UNITED NATIONS (Reuters) - Britain on Wednesday criticized a United Nations probe into the March storming of a courthouse by U.N. and NATO troops in Kosovo that concluded that commanders had ignored cautionary advice from New York.
“While we do support an investigation, we don’t believe that all the facts were properly aired in this case,” British Deputy U.N. Ambassador Karen Pierce told reporters after a Security Council briefing about the matter.
U.N. police and NATO troops raided the U.N. court in the town of Mitrovica in northern Kosovo on March 17 to retake it from Serbs who had forcibly occupied the building three days earlier in protest at Kosovo declaring independence.
The report “does not sufficiently take into account the situation on the ground,” Pierce said.

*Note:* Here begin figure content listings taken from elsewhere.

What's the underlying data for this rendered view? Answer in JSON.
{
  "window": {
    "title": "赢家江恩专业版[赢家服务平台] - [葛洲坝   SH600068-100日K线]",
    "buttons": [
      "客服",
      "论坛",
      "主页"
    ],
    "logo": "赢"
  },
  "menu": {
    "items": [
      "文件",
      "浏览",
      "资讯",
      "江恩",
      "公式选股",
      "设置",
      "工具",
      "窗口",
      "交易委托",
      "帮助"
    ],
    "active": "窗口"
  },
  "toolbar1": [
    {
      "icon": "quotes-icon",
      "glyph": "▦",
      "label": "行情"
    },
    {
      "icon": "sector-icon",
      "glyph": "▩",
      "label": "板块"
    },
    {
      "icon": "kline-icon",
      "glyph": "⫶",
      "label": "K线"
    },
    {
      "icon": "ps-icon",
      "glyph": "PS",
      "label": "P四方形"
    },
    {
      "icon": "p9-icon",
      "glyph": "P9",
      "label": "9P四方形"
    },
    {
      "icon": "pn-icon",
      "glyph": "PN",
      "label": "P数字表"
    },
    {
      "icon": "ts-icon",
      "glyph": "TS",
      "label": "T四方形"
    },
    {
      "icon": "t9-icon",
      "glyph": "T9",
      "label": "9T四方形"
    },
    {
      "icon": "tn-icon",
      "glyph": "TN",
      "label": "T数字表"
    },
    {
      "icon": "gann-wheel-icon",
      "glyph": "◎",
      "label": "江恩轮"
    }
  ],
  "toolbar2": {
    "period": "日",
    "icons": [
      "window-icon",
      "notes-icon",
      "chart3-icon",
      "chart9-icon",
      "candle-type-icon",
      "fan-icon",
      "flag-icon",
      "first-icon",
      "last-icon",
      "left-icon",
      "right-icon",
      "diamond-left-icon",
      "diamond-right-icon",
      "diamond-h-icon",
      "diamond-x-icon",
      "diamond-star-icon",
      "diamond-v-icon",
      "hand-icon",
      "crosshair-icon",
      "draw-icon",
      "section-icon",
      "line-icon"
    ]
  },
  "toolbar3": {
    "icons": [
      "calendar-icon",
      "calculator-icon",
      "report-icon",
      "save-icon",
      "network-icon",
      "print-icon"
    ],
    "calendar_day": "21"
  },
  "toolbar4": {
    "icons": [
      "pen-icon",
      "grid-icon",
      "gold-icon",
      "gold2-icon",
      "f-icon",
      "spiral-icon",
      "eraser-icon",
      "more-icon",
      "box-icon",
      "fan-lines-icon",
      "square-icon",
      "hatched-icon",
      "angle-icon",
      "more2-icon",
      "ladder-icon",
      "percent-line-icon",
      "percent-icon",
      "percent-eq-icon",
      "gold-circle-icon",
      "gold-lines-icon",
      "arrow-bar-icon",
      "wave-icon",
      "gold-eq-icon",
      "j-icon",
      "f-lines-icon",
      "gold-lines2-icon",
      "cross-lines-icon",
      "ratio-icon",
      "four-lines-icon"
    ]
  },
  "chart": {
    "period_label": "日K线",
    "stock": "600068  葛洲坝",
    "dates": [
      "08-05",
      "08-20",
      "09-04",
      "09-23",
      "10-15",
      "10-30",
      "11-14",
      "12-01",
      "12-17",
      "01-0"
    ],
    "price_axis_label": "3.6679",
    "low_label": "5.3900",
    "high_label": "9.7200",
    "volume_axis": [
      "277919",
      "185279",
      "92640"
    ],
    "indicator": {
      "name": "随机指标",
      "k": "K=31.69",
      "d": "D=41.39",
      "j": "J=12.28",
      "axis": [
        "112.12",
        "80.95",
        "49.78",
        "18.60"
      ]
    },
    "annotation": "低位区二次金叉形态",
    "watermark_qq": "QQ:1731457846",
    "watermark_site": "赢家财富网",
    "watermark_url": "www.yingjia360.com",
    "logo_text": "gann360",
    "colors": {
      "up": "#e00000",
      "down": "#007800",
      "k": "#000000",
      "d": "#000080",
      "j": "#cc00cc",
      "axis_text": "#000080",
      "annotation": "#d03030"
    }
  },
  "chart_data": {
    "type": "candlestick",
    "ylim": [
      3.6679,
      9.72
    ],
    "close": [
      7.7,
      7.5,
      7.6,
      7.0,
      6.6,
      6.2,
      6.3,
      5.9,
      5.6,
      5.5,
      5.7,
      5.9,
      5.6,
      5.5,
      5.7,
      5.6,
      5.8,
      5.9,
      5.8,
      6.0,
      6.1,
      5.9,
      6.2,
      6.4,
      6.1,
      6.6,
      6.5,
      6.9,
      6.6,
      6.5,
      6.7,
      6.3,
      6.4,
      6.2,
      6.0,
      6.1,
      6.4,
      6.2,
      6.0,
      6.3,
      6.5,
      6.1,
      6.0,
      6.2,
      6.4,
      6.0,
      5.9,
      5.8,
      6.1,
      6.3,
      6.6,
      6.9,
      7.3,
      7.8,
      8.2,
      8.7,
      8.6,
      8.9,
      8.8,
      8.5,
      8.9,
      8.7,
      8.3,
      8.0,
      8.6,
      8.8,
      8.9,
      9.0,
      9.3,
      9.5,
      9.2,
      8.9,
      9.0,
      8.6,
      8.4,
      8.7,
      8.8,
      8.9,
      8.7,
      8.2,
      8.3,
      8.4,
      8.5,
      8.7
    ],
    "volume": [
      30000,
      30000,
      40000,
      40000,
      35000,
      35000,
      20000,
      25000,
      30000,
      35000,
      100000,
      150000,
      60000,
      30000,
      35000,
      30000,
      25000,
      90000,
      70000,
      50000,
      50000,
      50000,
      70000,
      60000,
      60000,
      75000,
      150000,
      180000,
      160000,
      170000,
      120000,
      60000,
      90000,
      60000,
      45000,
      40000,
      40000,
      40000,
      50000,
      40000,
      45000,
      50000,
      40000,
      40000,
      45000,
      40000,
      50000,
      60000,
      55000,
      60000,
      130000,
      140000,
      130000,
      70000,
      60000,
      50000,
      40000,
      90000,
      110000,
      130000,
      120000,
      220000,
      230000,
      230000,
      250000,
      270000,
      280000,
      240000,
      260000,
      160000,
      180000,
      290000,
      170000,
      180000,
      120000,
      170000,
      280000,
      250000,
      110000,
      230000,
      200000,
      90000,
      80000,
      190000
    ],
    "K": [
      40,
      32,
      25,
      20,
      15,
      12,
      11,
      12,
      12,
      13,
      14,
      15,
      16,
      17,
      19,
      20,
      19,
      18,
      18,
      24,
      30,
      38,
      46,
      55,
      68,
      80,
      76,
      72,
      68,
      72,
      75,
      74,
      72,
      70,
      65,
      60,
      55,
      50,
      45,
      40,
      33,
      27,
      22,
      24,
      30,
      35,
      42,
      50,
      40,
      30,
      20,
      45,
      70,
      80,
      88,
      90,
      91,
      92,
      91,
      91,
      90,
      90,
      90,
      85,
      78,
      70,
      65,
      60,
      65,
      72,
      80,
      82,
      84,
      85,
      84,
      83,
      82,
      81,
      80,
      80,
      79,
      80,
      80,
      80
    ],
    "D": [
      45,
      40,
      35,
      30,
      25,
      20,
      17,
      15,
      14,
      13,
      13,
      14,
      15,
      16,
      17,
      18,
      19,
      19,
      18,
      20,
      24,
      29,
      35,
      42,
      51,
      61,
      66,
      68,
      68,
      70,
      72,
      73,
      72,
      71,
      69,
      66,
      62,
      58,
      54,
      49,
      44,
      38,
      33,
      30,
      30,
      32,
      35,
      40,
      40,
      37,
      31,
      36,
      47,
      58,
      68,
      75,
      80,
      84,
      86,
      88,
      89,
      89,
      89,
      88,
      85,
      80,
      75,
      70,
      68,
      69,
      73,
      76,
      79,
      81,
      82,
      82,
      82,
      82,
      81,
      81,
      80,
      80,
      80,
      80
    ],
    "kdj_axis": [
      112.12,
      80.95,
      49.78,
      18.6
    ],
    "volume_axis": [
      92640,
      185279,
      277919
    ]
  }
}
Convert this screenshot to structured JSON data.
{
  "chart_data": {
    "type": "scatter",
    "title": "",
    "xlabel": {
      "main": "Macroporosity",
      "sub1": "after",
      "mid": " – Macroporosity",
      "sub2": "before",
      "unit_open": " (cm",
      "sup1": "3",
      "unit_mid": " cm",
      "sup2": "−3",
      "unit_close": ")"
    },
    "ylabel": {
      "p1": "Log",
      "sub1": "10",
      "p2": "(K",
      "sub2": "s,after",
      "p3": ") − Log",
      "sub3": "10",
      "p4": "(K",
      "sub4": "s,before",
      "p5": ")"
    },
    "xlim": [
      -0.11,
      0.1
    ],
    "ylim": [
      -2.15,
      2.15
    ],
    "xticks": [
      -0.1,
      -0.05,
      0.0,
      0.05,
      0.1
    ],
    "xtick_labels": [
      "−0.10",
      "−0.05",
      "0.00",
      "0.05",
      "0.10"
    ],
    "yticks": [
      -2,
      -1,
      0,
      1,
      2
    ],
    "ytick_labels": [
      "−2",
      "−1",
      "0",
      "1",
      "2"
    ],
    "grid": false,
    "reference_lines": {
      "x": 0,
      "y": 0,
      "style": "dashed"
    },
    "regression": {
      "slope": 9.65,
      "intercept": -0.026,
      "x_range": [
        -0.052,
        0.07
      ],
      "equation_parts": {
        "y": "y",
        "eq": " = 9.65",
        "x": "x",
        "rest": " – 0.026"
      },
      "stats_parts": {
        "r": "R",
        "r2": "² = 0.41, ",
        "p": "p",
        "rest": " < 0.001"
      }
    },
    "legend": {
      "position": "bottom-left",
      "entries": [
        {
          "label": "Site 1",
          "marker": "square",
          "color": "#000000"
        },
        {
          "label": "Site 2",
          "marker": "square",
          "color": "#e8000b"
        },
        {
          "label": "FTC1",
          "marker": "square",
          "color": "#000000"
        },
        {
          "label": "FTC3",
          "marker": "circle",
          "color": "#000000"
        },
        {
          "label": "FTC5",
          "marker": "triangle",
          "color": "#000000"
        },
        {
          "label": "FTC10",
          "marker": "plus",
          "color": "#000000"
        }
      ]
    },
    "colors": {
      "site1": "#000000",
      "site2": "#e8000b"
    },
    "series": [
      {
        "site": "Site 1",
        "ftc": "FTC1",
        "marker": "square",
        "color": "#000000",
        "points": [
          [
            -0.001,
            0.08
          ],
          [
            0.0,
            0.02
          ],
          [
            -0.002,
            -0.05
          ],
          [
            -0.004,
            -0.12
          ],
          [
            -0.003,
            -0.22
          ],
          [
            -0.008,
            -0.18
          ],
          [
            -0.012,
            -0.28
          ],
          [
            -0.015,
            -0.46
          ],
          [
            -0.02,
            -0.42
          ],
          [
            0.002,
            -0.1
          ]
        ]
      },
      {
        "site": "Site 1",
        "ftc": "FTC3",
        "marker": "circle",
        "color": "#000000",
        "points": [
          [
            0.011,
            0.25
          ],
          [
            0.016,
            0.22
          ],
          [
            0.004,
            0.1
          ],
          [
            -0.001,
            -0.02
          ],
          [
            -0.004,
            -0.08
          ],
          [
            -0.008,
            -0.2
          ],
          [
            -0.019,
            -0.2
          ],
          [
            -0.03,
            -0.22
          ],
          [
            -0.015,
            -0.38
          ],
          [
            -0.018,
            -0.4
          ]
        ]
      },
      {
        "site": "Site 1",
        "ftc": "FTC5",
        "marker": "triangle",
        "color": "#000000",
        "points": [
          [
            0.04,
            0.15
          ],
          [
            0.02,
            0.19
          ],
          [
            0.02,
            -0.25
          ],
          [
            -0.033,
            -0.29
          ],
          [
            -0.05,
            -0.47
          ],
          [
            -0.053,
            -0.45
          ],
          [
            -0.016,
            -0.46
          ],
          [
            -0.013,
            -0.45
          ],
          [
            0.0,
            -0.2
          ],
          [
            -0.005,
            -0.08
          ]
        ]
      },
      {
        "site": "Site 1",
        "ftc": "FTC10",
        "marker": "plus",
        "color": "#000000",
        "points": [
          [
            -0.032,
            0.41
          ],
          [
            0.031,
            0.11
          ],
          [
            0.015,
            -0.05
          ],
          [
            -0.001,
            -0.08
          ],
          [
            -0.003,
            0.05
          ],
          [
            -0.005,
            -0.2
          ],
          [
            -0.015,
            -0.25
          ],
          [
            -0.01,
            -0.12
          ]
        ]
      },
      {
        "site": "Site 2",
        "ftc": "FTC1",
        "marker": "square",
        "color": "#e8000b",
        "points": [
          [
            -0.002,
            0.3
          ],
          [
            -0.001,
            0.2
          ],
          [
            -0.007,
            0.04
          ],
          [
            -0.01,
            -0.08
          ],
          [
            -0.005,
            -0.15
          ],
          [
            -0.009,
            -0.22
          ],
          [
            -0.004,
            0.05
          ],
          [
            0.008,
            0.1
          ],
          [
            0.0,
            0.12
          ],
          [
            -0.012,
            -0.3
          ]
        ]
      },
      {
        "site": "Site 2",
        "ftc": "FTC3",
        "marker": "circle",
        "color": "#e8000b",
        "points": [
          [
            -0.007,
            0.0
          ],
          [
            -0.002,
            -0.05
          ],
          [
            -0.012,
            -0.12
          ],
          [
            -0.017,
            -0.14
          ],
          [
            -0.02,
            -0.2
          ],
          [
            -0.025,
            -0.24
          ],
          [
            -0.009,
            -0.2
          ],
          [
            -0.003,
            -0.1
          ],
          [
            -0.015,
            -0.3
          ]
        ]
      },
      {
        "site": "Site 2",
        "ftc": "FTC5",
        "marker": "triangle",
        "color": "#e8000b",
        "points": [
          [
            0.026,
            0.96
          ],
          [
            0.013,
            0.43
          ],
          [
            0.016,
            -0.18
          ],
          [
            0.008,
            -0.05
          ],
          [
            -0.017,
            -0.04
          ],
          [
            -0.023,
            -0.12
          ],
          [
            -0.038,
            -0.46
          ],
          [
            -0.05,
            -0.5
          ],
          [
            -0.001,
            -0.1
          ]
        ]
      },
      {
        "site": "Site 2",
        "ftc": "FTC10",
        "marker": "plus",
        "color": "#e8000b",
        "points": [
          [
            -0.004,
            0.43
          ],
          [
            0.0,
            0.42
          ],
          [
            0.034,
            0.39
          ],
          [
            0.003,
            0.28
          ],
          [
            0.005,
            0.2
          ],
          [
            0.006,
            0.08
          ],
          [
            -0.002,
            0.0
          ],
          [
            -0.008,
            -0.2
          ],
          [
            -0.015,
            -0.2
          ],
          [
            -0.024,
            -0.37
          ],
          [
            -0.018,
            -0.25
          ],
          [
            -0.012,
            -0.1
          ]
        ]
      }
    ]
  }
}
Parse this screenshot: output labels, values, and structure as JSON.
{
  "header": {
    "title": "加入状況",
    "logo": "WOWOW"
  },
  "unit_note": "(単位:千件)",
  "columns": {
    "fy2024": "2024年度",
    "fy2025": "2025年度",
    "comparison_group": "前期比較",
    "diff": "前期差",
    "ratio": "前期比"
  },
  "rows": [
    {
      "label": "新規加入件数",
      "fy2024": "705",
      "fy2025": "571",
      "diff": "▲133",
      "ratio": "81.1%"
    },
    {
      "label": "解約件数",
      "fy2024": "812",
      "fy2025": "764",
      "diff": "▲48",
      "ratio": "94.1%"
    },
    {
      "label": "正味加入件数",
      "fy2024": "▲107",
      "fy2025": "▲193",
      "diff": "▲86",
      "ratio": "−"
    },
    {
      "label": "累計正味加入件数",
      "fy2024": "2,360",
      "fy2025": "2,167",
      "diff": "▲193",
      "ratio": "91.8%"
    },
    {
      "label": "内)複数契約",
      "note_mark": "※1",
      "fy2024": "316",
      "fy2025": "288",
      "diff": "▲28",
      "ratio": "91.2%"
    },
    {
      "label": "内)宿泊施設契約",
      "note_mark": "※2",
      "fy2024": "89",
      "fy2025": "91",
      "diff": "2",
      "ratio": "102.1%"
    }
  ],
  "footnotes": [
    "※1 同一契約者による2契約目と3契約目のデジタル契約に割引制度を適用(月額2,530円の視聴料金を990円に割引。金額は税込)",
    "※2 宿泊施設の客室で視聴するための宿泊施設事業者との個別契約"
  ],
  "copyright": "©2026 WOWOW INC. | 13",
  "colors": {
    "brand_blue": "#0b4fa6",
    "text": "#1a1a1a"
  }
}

“This was a premeditated attack on the international personnel in Kosovo,” she said. “The demonstrators had access to long-barrelled weapons, to petrol bombs, to grenades, these are not things found lying around the average courtroom.”
The notion that it was a “peaceful demonstration” that UNMIK — the U.N. mission in Kosovo — reacted “heavy-handedly” to was not correct, she said.
The violence during those clashes was the worst since Kosovo declared independence from Serbia in February. A 25-year-old Ukrainian U.N. policeman was killed by a grenade and a Serb protester was wounded.
Russia’s U.N. ambassador, Vitaly Churkin, has repeatedly criticized the raid and Western support for Kosovo’s secession. He said last week that the U.N. probe found commanders had ignored advice from U.N. headquarters against storming the building.
A written report on the investigation has not been released yet but Western U.N. diplomats confirmed what Churkin said.